Wenn man in seine eigene Familienchronik zurückblickt, dann wird wahrscheinlich fast jeder eine Geschichte finden, ähnlich der, die hier erzählt wird. Hier heißen die Darsteller Alfons, Hans, Franz und Willi und deren Schwester Aenne. In meiner Familie waren es Alex und seine sechs Brüder. Mein Urgroßvater war der einzige Sohn, der den Krieg überlebte, weil er als Kleinster zuhause geblieben war. Alle anderen fielen im Krieg. So erging es auch den Brüdern von Reinhold Beckmann. Alle vier wurden Soldaten - der eine freiwillig, die anderen wurden eingezogen. Und keiner kehrte von der Front zurück. Zurück blieb nur die Schwester, die ohne Eltern und ohne Geschwister versuchte sich durchzukämpfen nach dem Krieg.

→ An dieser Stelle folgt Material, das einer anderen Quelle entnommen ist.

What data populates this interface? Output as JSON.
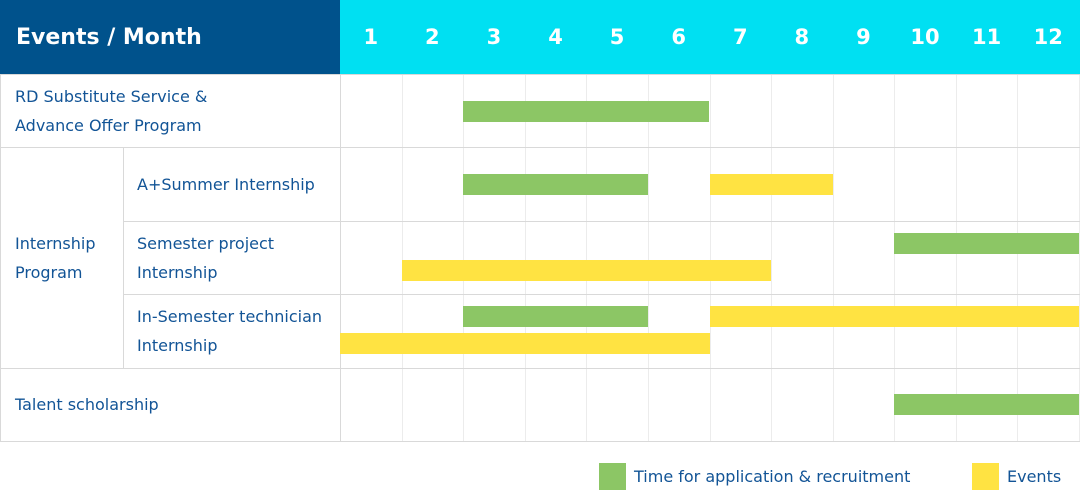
{
  "header": {
    "title": "Events / Month"
  },
  "colors": {
    "header_dark": "#00528c",
    "header_cyan": "#00e0f2",
    "application": "#8cc665",
    "events": "#ffe342",
    "text": "#125496"
  },
  "chart_data": {
    "type": "gantt",
    "categories": [
      "1",
      "2",
      "3",
      "4",
      "5",
      "6",
      "7",
      "8",
      "9",
      "10",
      "11",
      "12"
    ],
    "legend": [
      {
        "key": "application",
        "label": "Time for application & recruitment"
      },
      {
        "key": "events",
        "label": "Events"
      }
    ],
    "legend_position": "bottom-right",
    "groups": [
      {
        "label": "",
        "rows": [
          {
            "label": "RD Substitute Service & Advance Offer Program",
            "lanes": [
              [
                {
                  "type": "application",
                  "start": 3,
                  "end": 6
                }
              ]
            ]
          }
        ]
      },
      {
        "label": "Internship Program",
        "rows": [
          {
            "label": "A+Summer Internship",
            "lanes": [
              [
                {
                  "type": "application",
                  "start": 3,
                  "end": 5
                },
                {
                  "type": "events",
                  "start": 7,
                  "end": 8
                }
              ]
            ]
          },
          {
            "label": "Semester project Internship",
            "lanes": [
              [
                {
                  "type": "application",
                  "start": 10,
                  "end": 12
                }
              ],
              [
                {
                  "type": "events",
                  "start": 2,
                  "end": 7
                }
              ]
            ]
          },
          {
            "label": "In-Semester technician Internship",
            "lanes": [
              [
                {
                  "type": "application",
                  "start": 3,
                  "end": 5
                },
                {
                  "type": "events",
                  "start": 7,
                  "end": 12
                }
              ],
              [
                {
                  "type": "events",
                  "start": 1,
                  "end": 6
                }
              ]
            ]
          }
        ]
      },
      {
        "label": "",
        "rows": [
          {
            "label": "Talent scholarship",
            "lanes": [
              [
                {
                  "type": "application",
                  "start": 10,
                  "end": 12
                }
              ]
            ]
          }
        ]
      }
    ]
  }
}
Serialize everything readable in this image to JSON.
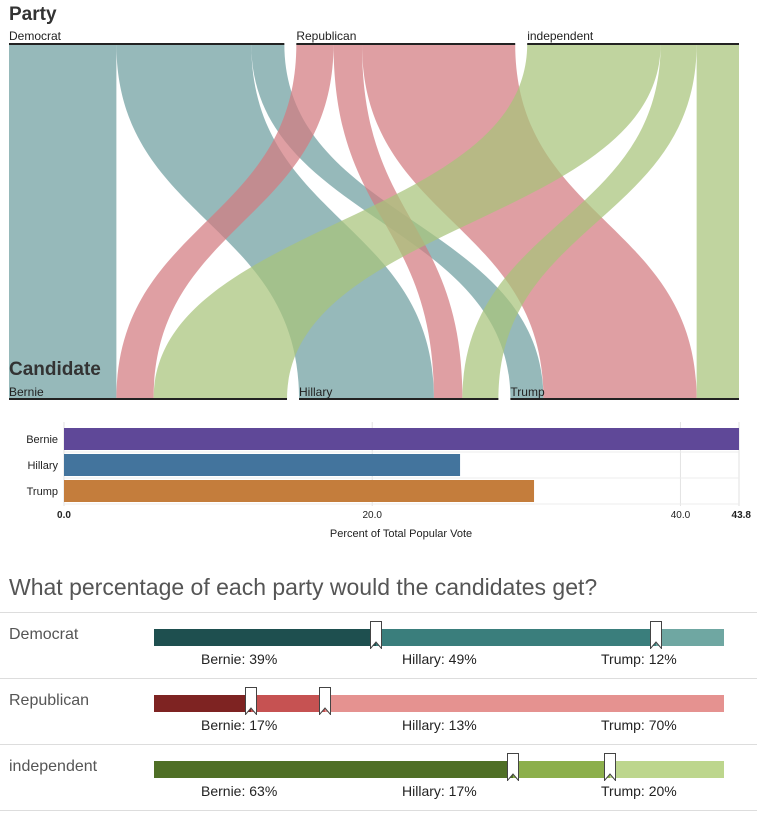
{
  "party_section": {
    "title": "Party",
    "nodes": [
      "Democrat",
      "Republican",
      "independent"
    ]
  },
  "candidate_section": {
    "title": "Candidate",
    "nodes": [
      "Bernie",
      "Hillary",
      "Trump"
    ]
  },
  "colors": {
    "democrat_flow": "#6e9ea0",
    "republican_flow": "#d27a80",
    "independent_flow": "#a8c37a",
    "bernie_bar": "#5f4898",
    "hillary_bar": "#43749d",
    "trump_bar": "#c47d3c",
    "democrat_slider": [
      "#1e4f4f",
      "#3a7e7c",
      "#6fa7a2"
    ],
    "republican_slider": [
      "#7e2322",
      "#c65252",
      "#e59290"
    ],
    "independent_slider": [
      "#4f6f26",
      "#8caf4b",
      "#bdd68d"
    ]
  },
  "question": {
    "title": "What percentage of each party would the candidates get?"
  },
  "rows": [
    {
      "party": "Democrat",
      "items": [
        {
          "label": "Bernie: ",
          "value": 39,
          "text": "39%"
        },
        {
          "label": "Hillary: ",
          "value": 49,
          "text": "49%"
        },
        {
          "label": "Trump: ",
          "value": 12,
          "text": "12%"
        }
      ]
    },
    {
      "party": "Republican",
      "items": [
        {
          "label": "Bernie: ",
          "value": 17,
          "text": "17%"
        },
        {
          "label": "Hillary: ",
          "value": 13,
          "text": "13%"
        },
        {
          "label": "Trump: ",
          "value": 70,
          "text": "70%"
        }
      ]
    },
    {
      "party": "independent",
      "items": [
        {
          "label": "Bernie: ",
          "value": 63,
          "text": "63%"
        },
        {
          "label": "Hillary: ",
          "value": 17,
          "text": "17%"
        },
        {
          "label": "Trump: ",
          "value": 20,
          "text": "20%"
        }
      ]
    }
  ],
  "chart_data": [
    {
      "type": "sankey",
      "title": "Party",
      "sources": [
        "Democrat",
        "Republican",
        "independent"
      ],
      "targets": [
        "Bernie",
        "Hillary",
        "Trump"
      ],
      "source_shares": [
        39,
        31,
        30
      ],
      "flows": [
        {
          "from": "Democrat",
          "to": "Bernie",
          "percent": 39
        },
        {
          "from": "Democrat",
          "to": "Hillary",
          "percent": 49
        },
        {
          "from": "Democrat",
          "to": "Trump",
          "percent": 12
        },
        {
          "from": "Republican",
          "to": "Bernie",
          "percent": 17
        },
        {
          "from": "Republican",
          "to": "Hillary",
          "percent": 13
        },
        {
          "from": "Republican",
          "to": "Trump",
          "percent": 70
        },
        {
          "from": "independent",
          "to": "Bernie",
          "percent": 63
        },
        {
          "from": "independent",
          "to": "Hillary",
          "percent": 17
        },
        {
          "from": "independent",
          "to": "Trump",
          "percent": 20
        }
      ]
    },
    {
      "type": "bar",
      "orientation": "horizontal",
      "categories": [
        "Bernie",
        "Hillary",
        "Trump"
      ],
      "values": [
        43.8,
        25.7,
        30.5
      ],
      "xlabel": "Percent of Total Popular Vote",
      "xlim": [
        0,
        43.8
      ],
      "ticks": [
        "0.0",
        "20.0",
        "40.0",
        "43.8"
      ],
      "tick_values": [
        0,
        20,
        40,
        43.8
      ],
      "grid": true
    }
  ]
}
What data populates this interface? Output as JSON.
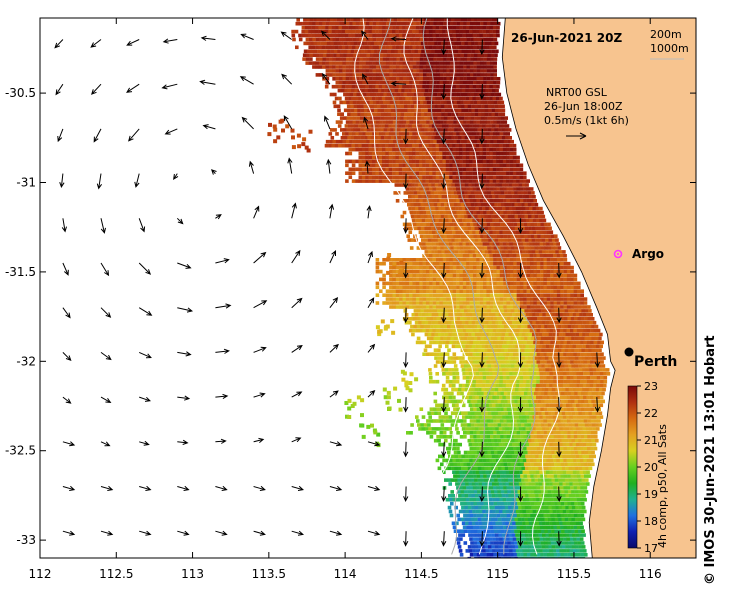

Beckmann schreibt emotional und sehr persönlich. Als Grundlage für die Recherche und das Buch dienten die Briefe der verstorbenen Onkel und die langen Gespräche mit der Mutter über ihre Brüder. Besonders hat mir gefallen, dass Aenne sie nie vergessen hat und diese Erinnerung dadurch in ihrer Familie bestand hat und ihr Sohn Reinhold dem kurzen tragischen Leben der vier Brüder ein Denkmal setzt. Und ein bisschen war es wie ein Denkmal auch für die Gefallenen in meiner Familie. Das hat mich berührt. Das finde ich wichtig.